Andrey Semashev wrote:
void write_be32( uint_least32_t n, unsigned char p[4] ) { // I assume CHAR_BIT of 8 here
/* assert( n < 2^32 ); */
p[0] = ( n >> 24 ) & 0xFF; p[1] = ( n >> 16 ) & 0xFF; p[2] = ( n >> 8 ) & 0xFF; p[3] = n & 0xFF; }
For example, uint_least32_t could have non-base-2 representation, so as unsigned char, so the bit patterns that are stored to p would be also not base-2.
The representation of uint_least32_t doesn't matter. The expression n & 0xFF gives you a number between 0 and 255 that contains the lowest 8 VALUE bits of n, which is not the same as the STORAGE bits of n. In no possible representation would an uint_least32_t n with a value (m * 256 + 232) give you something other than 232 from (n & 0xFF).

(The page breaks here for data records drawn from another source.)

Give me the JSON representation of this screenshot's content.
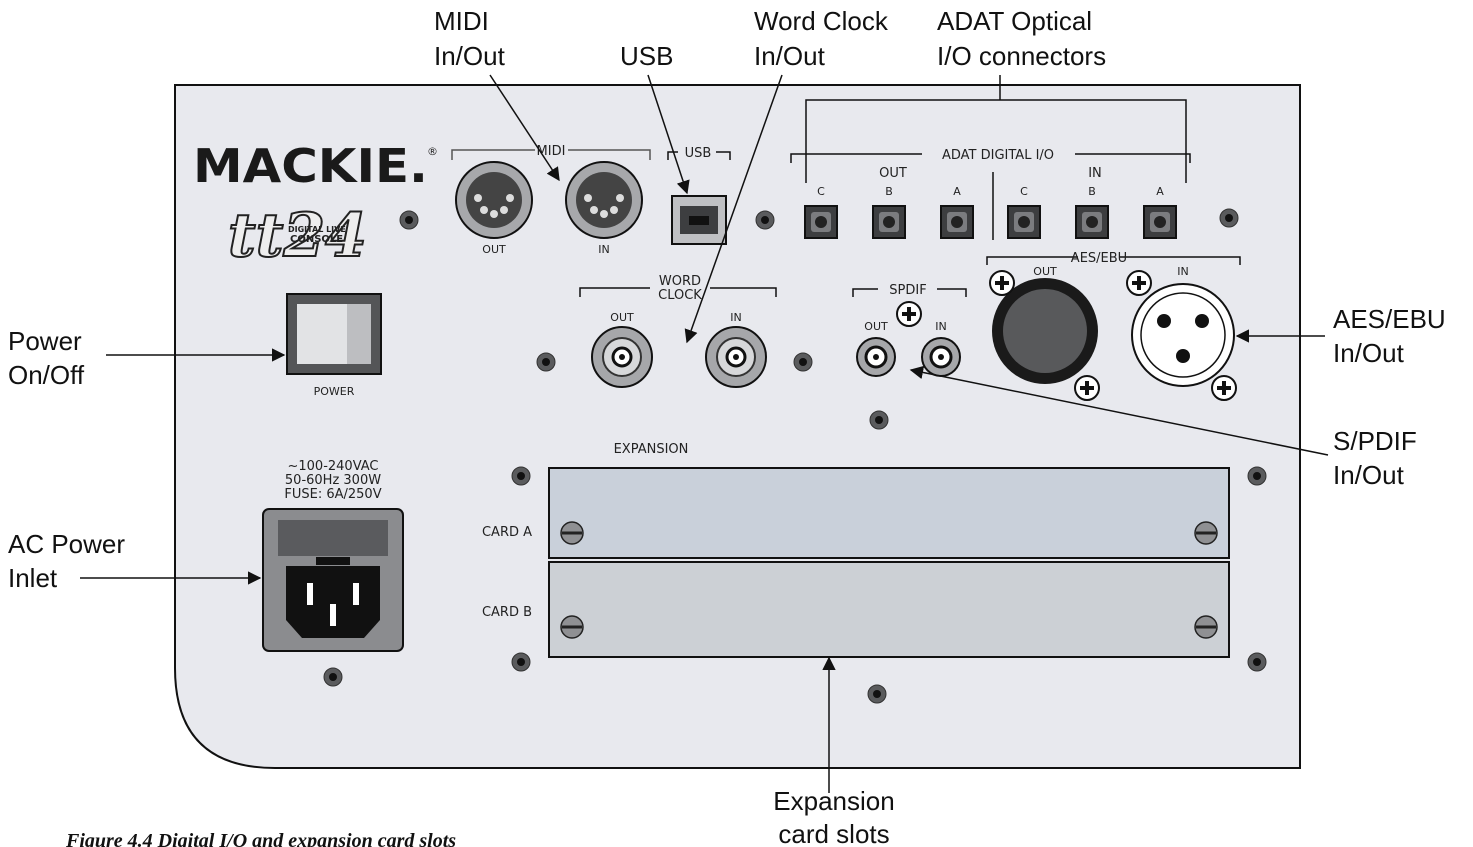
{
  "brand": {
    "name": "MACKIE.",
    "registered": "®",
    "model": "tt24",
    "model_sub_line1": "DIGITAL LIVE",
    "model_sub_line2": "CONSOLE"
  },
  "panel": {
    "midi": {
      "section": "MIDI",
      "out": "OUT",
      "in": "IN"
    },
    "usb": {
      "section": "USB"
    },
    "adat": {
      "section": "ADAT DIGITAL I/O",
      "out_group": "OUT",
      "in_group": "IN",
      "out_ports": [
        "C",
        "B",
        "A"
      ],
      "in_ports": [
        "C",
        "B",
        "A"
      ]
    },
    "word_clock": {
      "line1": "WORD",
      "line2": "CLOCK",
      "out": "OUT",
      "in": "IN"
    },
    "spdif": {
      "section": "SPDIF",
      "out": "OUT",
      "in": "IN"
    },
    "aes": {
      "section": "AES/EBU",
      "out": "OUT",
      "in": "IN"
    },
    "power": {
      "label": "POWER"
    },
    "ac_rating": {
      "line1": "~100-240VAC",
      "line2": "50-60Hz 300W",
      "line3": "FUSE: 6A/250V"
    },
    "expansion": {
      "section": "EXPANSION",
      "card_a": "CARD A",
      "card_b": "CARD B"
    }
  },
  "callouts": {
    "midi": {
      "line1": "MIDI",
      "line2": "In/Out"
    },
    "usb": {
      "line1": "USB"
    },
    "word_clock": {
      "line1": "Word Clock",
      "line2": "In/Out"
    },
    "adat": {
      "line1": "ADAT Optical",
      "line2": "I/O connectors"
    },
    "power": {
      "line1": "Power",
      "line2": "On/Off"
    },
    "ac": {
      "line1": "AC Power",
      "line2": "Inlet"
    },
    "aes": {
      "line1": "AES/EBU",
      "line2": "In/Out"
    },
    "spdif": {
      "line1": "S/PDIF",
      "line2": "In/Out"
    },
    "expansion": {
      "line1": "Expansion",
      "line2": "card slots"
    }
  },
  "caption": "Figure 4.4 Digital I/O and expansion card slots",
  "colors": {
    "panel": "#e8e9ee",
    "card": "#c9d0da",
    "port": "#58595b",
    "outline": "#111111"
  }
}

I agree that byte swapping is rarely the end goal. But in practice, with some restrictions, like assuming base-2 integers and 8-bit bytes across all systems you're planning to run your code on, endian conversions can serve as a means of data serialization.

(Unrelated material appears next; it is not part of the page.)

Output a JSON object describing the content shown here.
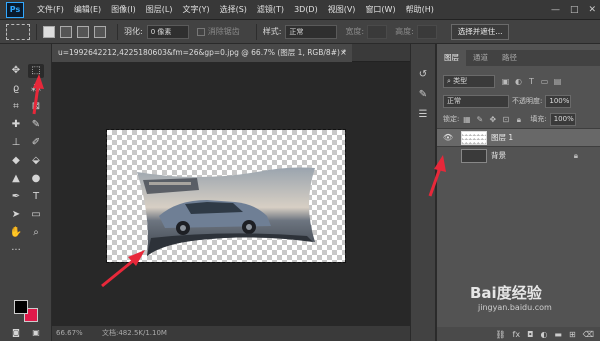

And my point is that the interface you gave handles representational differences with the same ease as it handles differences that are limited to a byte swap. It's actually the same for float. If your base is void write_le32( float x, unsigned char p[4] ); the interface remains the same no matter what the representation of x. What matters is that you get a little-endian 32 bit IEEE float in p. If however you go for float byteswap( float x ); then things get hairy even if restricted to IEEE, because an ordinary number may turn into a signaling NaN when byteswapped.